To be a traffic planner in any of the world’s multi-million cities is a major challenge. The global urbanisation trend means that their population and thus traffic is constantly increasing, while the climate is under threat from growing carbon dioxide emissions and fossil fuels resources will probably become scarcer and scarcer.
Klas Dahlberg, who has just taken over as head of Scania Buses and Coaches, believes that these problems represent great opportunities for Scania.
“Public transport systems will have to play a larger role. In the long term, it will not be possible to continue using private cars for transport in the same way as today,” he says.
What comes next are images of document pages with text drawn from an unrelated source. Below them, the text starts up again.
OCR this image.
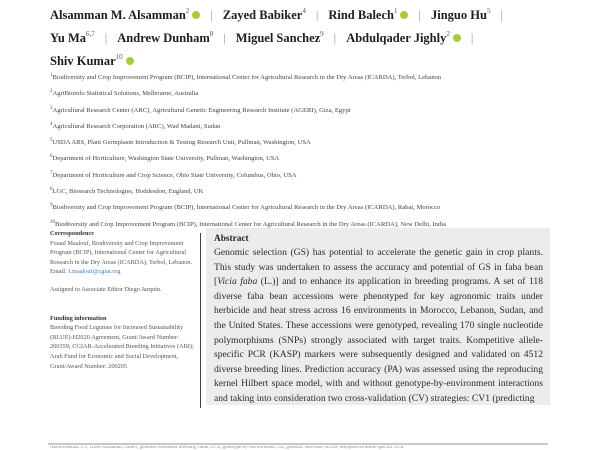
Alsamman M. Alsamman$^2$ | Zayed Babiker$^4$ | Rind Balech$^1$ | Jinguo Hu$^5$ |
Yu Ma$^{6,7}$ | Andrew Dunham$^8$ | Miguel Sanchez$^9$ | Abdulqader Jighly$^2$ |
Shiv Kumar$^{10}$
$^1$Biodiversity and Crop Improvement Program (BCIP), International Center for Agricultural Research in the Dry Areas (ICARDA), Terbol, Lebanon
$^2$AgriBioinfo Statistical Solutions, Melbourne, Australia
$^3$Agricultural Research Center (ARC), Agricultural Genetic Engineering Research Institute (AGERI), Giza, Egypt
$^4$Agricultural Research Corporation (ARC), Wad Madani, Sudan
$^5$USDA ARS, Plant Germplasm Introduction & Testing Research Unit, Pullman, Washington, USA
$^6$Department of Horticulture, Washington State University, Pullman, Washington, USA
$^7$Department of Horticulture and Crop Science, Ohio State University, Columbus, Ohio, USA
$^8$LGC, Biosearch Technologies, Hoddesdon, England, UK
$^9$Biodiversity and Crop Improvement Program (BCIP), International Center for Agricultural Research in the Dry Areas (ICARDA), Rabat, Morocco
$^{10}$Biodiversity and Crop Improvement Program (BCIP), International Center for Agricultural Research in the Dry Areas (ICARDA), New Delhi, India
Correspondence

Fouad Maalouf, Biodiversity and Crop Improvement Program (BCIP), International Center for Agricultural Research in the Dry Areas (ICARDA), Terbol, Lebanon.

Email: f.maalouf@cgiar.org

Assigned to Associate Editor Diego Jarquin.

Funding information

Breeding Food Legumes for Increased Sustainability (BLUE)-H2020 Agreement, Grant/Award Number: 200359; CGIAR-Accelerated Breeding Initiatives (ABI); Arab Fund for Economic and Social Development, Grant/Award Number: 200205

Abstract

Genomic selection (GS) has potential to accelerate the genetic gain in crop plants. This study was undertaken to assess the accuracy and potential of GS in faba bean [Vicia faba (L.)] and to enhance its application in breeding programs. A set of 118 diverse faba bean accessions were phenotyped for key agronomic traits under herbicide and heat stress across 16 environments in Morocco, Lebanon, Sudan, and the United States. These accessions were genotyped, revealing 170 single nucleotide polymorphisms (SNPs) strongly associated with target traits. Kompetitive allele-specific PCR (KASP) markers were subsequently designed and validated on 4512 diverse breeding lines. Prediction accuracy (PA) was assessed using the reproducing kernel Hilbert space model, with and without genotype-by-environment interactions and taking into consideration two cross-validation (CV) strategies: CV1 (predicting

Abbreviations: CV, cross-validation; GEBV, genomic estimated breeding value; G×E, genotype-by-environment; GS, genomic selection; KASP, kompetitive allele-specific PCR
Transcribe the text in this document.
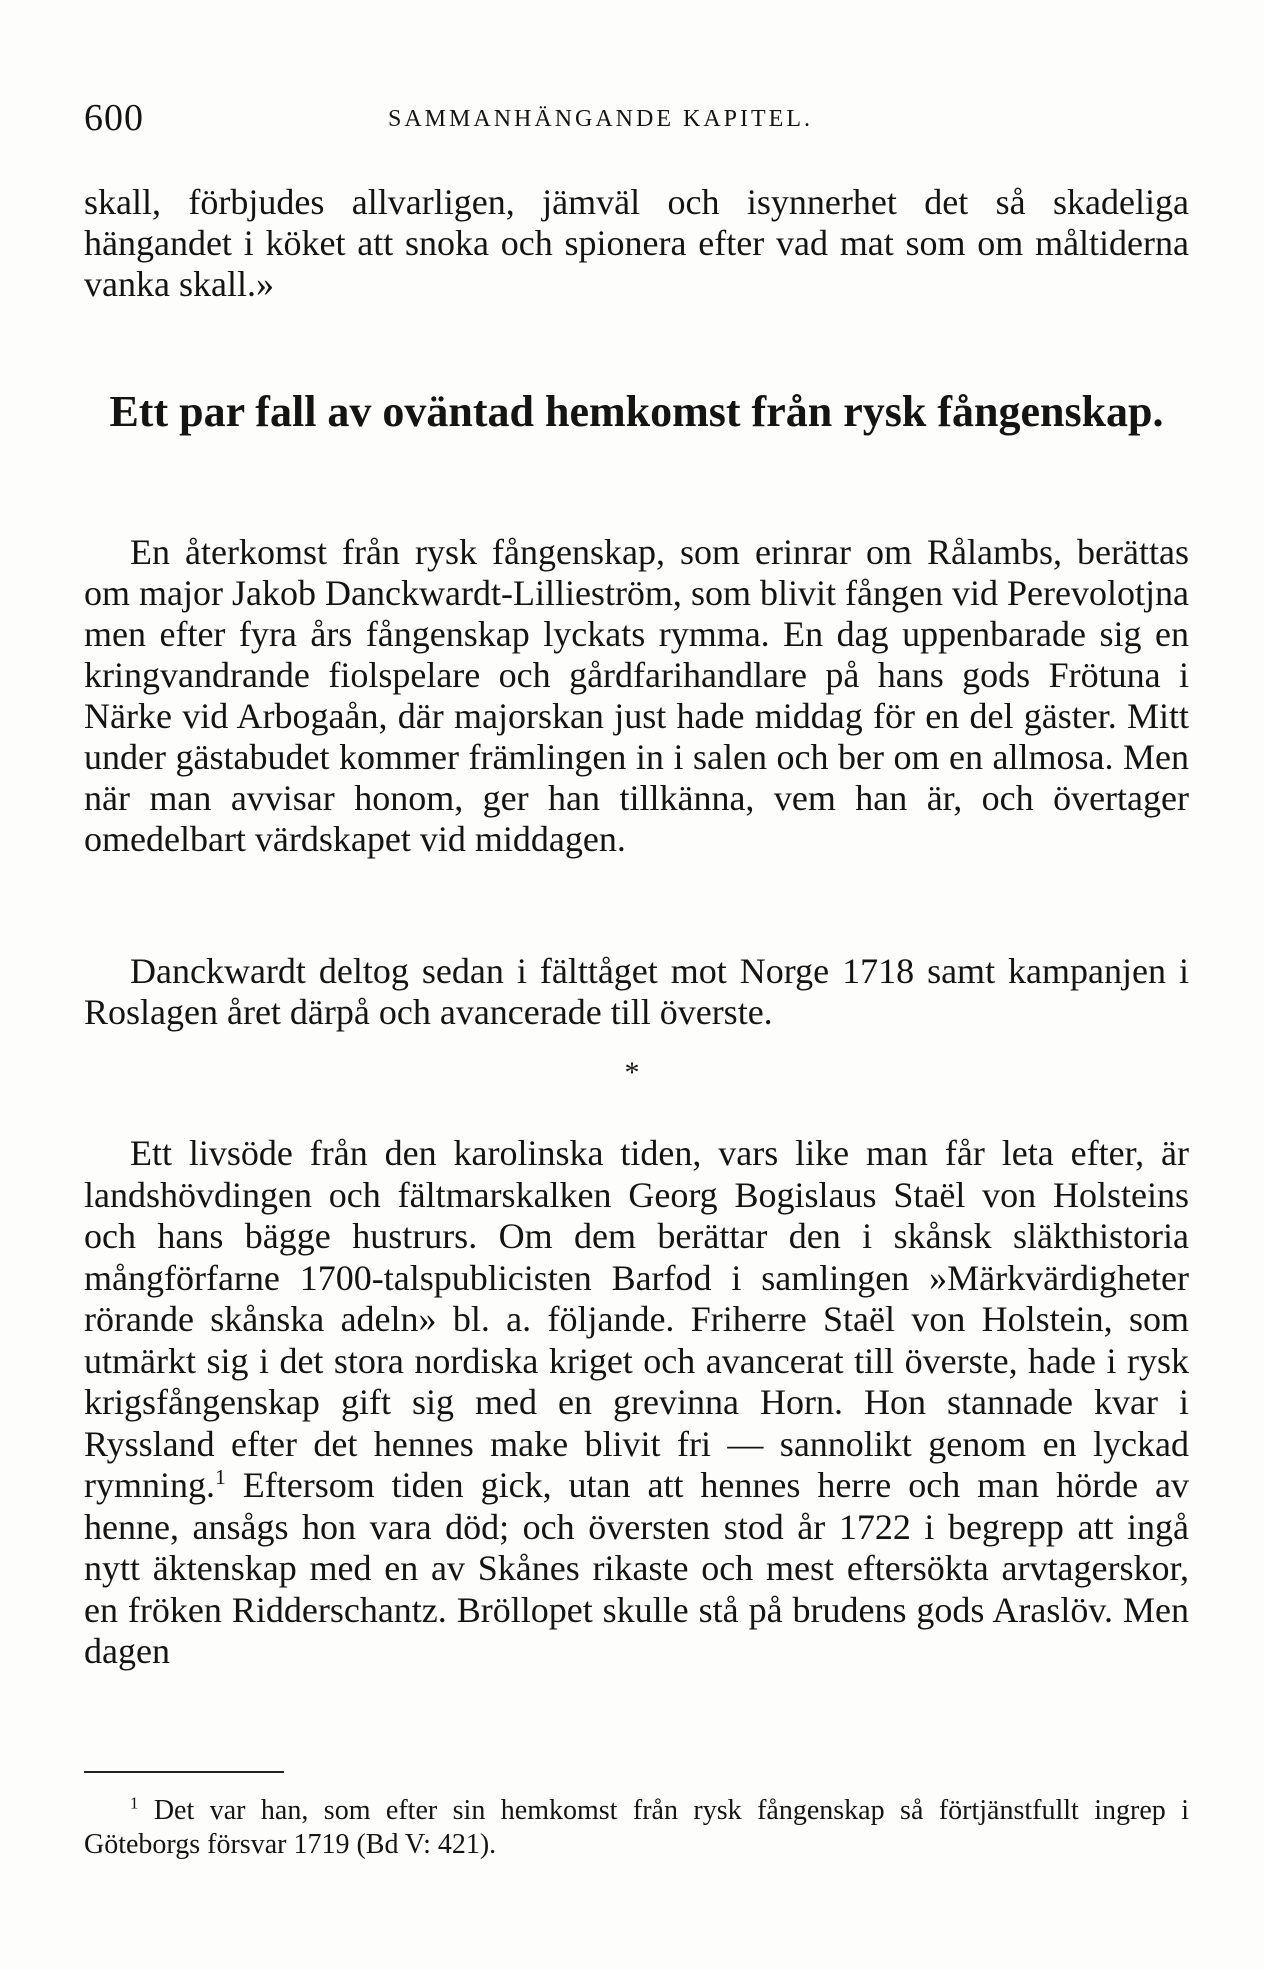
600	SAMMANHÄNGANDE KAPITEL.

skall, förbjudes allvarligen, jämväl och isynnerhet det så skadeliga hängandet i köket att snoka och spionera efter vad mat som om måltiderna vanka skall.»

Ett par fall av oväntad hemkomst från rysk fångenskap.

En återkomst från rysk fångenskap, som erinrar om Rålambs, berättas om major Jakob Danckwardt-Lillieström, som blivit fången vid Perevolotjna men efter fyra års fångenskap lyckats rymma. En dag uppenbarade sig en kringvandrande fiolspelare och gårdfarihandlare på hans gods Frötuna i Närke vid Arbogaån, där majorskan just hade middag för en del gäster. Mitt under gästabudet kommer främlingen in i salen och ber om en allmosa. Men när man avvisar honom, ger han tillkänna, vem han är, och övertager omedelbart värdskapet vid middagen.

Danckwardt deltog sedan i fälttåget mot Norge 1718 samt kampanjen i Roslagen året därpå och avancerade till överste.

*

Ett livsöde från den karolinska tiden, vars like man får leta efter, är landshövdingen och fältmarskalken Georg Bogislaus Staël von Holsteins och hans bägge hustrurs. Om dem berättar den i skånsk släkthistoria mångförfarne 1700-talspublicisten Barfod i samlingen »Märkvärdigheter rörande skånska adeln» bl. a. följande. Friherre Staël von Holstein, som utmärkt sig i det stora nordiska kriget och avancerat till överste, hade i rysk krigsfångenskap gift sig med en grevinna Horn. Hon stannade kvar i Ryssland efter det hennes make blivit fri — sannolikt genom en lyckad rymning.$^1$ Eftersom tiden gick, utan att hennes herre och man hörde av henne, ansågs hon vara död; och översten stod år 1722 i begrepp att ingå nytt äktenskap med en av Skånes rikaste och mest eftersökta arvtagerskor, en fröken Ridderschantz. Bröllopet skulle stå på brudens gods Araslöv. Men dagen

$^1$ Det var han, som efter sin hemkomst från rysk fångenskap så förtjänstfullt ingrep i Göteborgs försvar 1719 (Bd V: 421).
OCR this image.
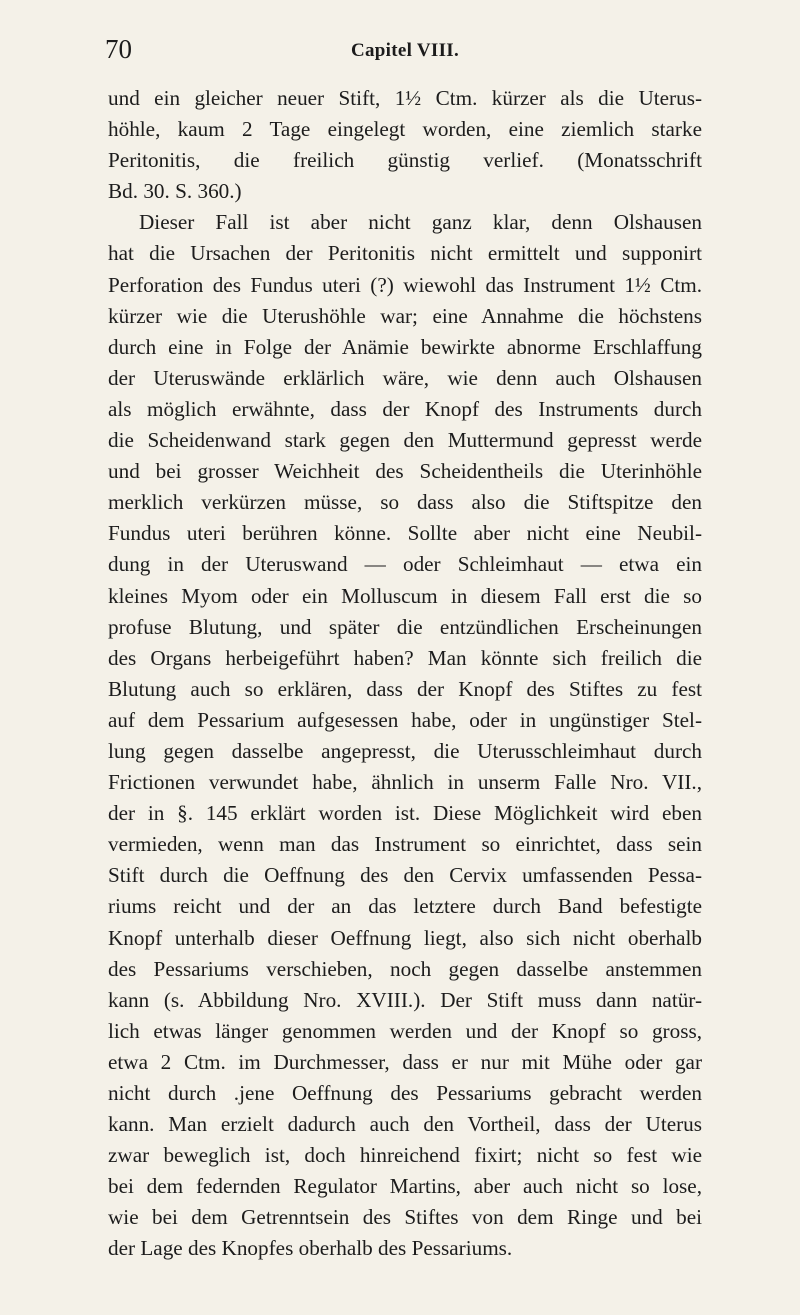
70	Capitel VIII.
und ein gleicher neuer Stift, 1½ Ctm. kürzer als die Uterus-
höhle, kaum 2 Tage eingelegt worden, eine ziemlich starke
Peritonitis, die freilich günstig verlief. (Monatsschrift
Bd. 30. S. 360.)
Dieser Fall ist aber nicht ganz klar, denn Olshausen
hat die Ursachen der Peritonitis nicht ermittelt und supponirt
Perforation des Fundus uteri (?) wiewohl das Instrument 1½ Ctm.
kürzer wie die Uterushöhle war; eine Annahme die höchstens
durch eine in Folge der Anämie bewirkte abnorme Erschlaffung
der Uteruswände erklärlich wäre, wie denn auch Olshausen
als möglich erwähnte, dass der Knopf des Instruments durch
die Scheidenwand stark gegen den Muttermund gepresst werde
und bei grosser Weichheit des Scheidentheils die Uterinhöhle
merklich verkürzen müsse, so dass also die Stiftspitze den
Fundus uteri berühren könne. Sollte aber nicht eine Neubil-
dung in der Uteruswand — oder Schleimhaut — etwa ein
kleines Myom oder ein Molluscum in diesem Fall erst die so
profuse Blutung, und später die entzündlichen Erscheinungen
des Organs herbeigeführt haben? Man könnte sich freilich die
Blutung auch so erklären, dass der Knopf des Stiftes zu fest
auf dem Pessarium aufgesessen habe, oder in ungünstiger Stel-
lung gegen dasselbe angepresst, die Uterusschleimhaut durch
Frictionen verwundet habe, ähnlich in unserm Falle Nro. VII.,
der in §. 145 erklärt worden ist. Diese Möglichkeit wird eben
vermieden, wenn man das Instrument so einrichtet, dass sein
Stift durch die Oeffnung des den Cervix umfassenden Pessa-
riums reicht und der an das letztere durch Band befestigte
Knopf unterhalb dieser Oeffnung liegt, also sich nicht oberhalb
des Pessariums verschieben, noch gegen dasselbe anstemmen
kann (s. Abbildung Nro. XVIII.). Der Stift muss dann natür-
lich etwas länger genommen werden und der Knopf so gross,
etwa 2 Ctm. im Durchmesser, dass er nur mit Mühe oder gar
nicht durch .jene Oeffnung des Pessariums gebracht werden
kann. Man erzielt dadurch auch den Vortheil, dass der Uterus
zwar beweglich ist, doch hinreichend fixirt; nicht so fest wie
bei dem federnden Regulator Martins, aber auch nicht so lose,
wie bei dem Getrenntsein des Stiftes von dem Ringe und bei
der Lage des Knopfes oberhalb des Pessariums.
A number of terms are used to describe the bus industry’s solution to traffic problems, such as BRT (Bus Rapid Transit) or BRS (Bus Rapid System). Scania has chosen the name “Bus systems by Scania”, which implies that the bus itself is just one of the elements. The motto is “think rail – see bus”.
It is a matter of developing route networks where buses have priority over other traffic, either by running on their own streets or in dedicated bus lanes. Boarding and disembarkation are facilitated either by using low-floor buses or by building bus stops at the same level as the floor of the bus. An infrastructure is built around this for payment and ticket management outside the vehicles, which shortens waiting time at the bus stop or station. All this results in higher average speed and faster transport than travel by car.

More cost effictive

“A well-developed system has a very large capacity. For example, in Bogotá, Colombia, there is a solution which can carry 50,000 passengers per hour, says Dahlberg.
Meanwhile, there is another important aspect for the public transport user to consider – namely the cost. A bus system costs no more than half as much or in many cases just 10-15 percent of what a light rail system costs. It also takes many times longer to construct a light rail system compared to a bus system, which can be built in 1-3 years.
A market that gets what it’s all about is Latin America. Brazil is investing in expanded public transport systems ahead of the football World Cup in 2014 and the Olympic Games in 2016 and this will predominantly take the form of bus systems.
“In roughly a dozen of the cities where the arenas are found, they are now carrying out extensions and renovations or are introducing entirely new systems which are dedicated to bus traffic,” says Dahlberg.
Aside from Latin America, the market for bus systems is growing mainly in Asian countries such as China, India and Indonesia, but also in Africa and Australia.
“We are now concentrating on expanding our participation in this growing niche. Last year, we had a record high delivery of buses, almost 8,000, and our goal is to reach 15,000 buses by the next peak in demand. Therefore, this is an important market for us,” says Klas Dahlberg.
An important strategy in reaching this goal is to focus on the bus passenger.
“Each time someone chooses to take the bus, it is a small victory for us. To win many such victories, we must help to make it easy and convenient to take the bus. This means, for instance, using modern IT so that passengers can have a constant connection for their mobile devices throughout the entire system. Time is money but if their time can be used, the trip pays for itself,” he says.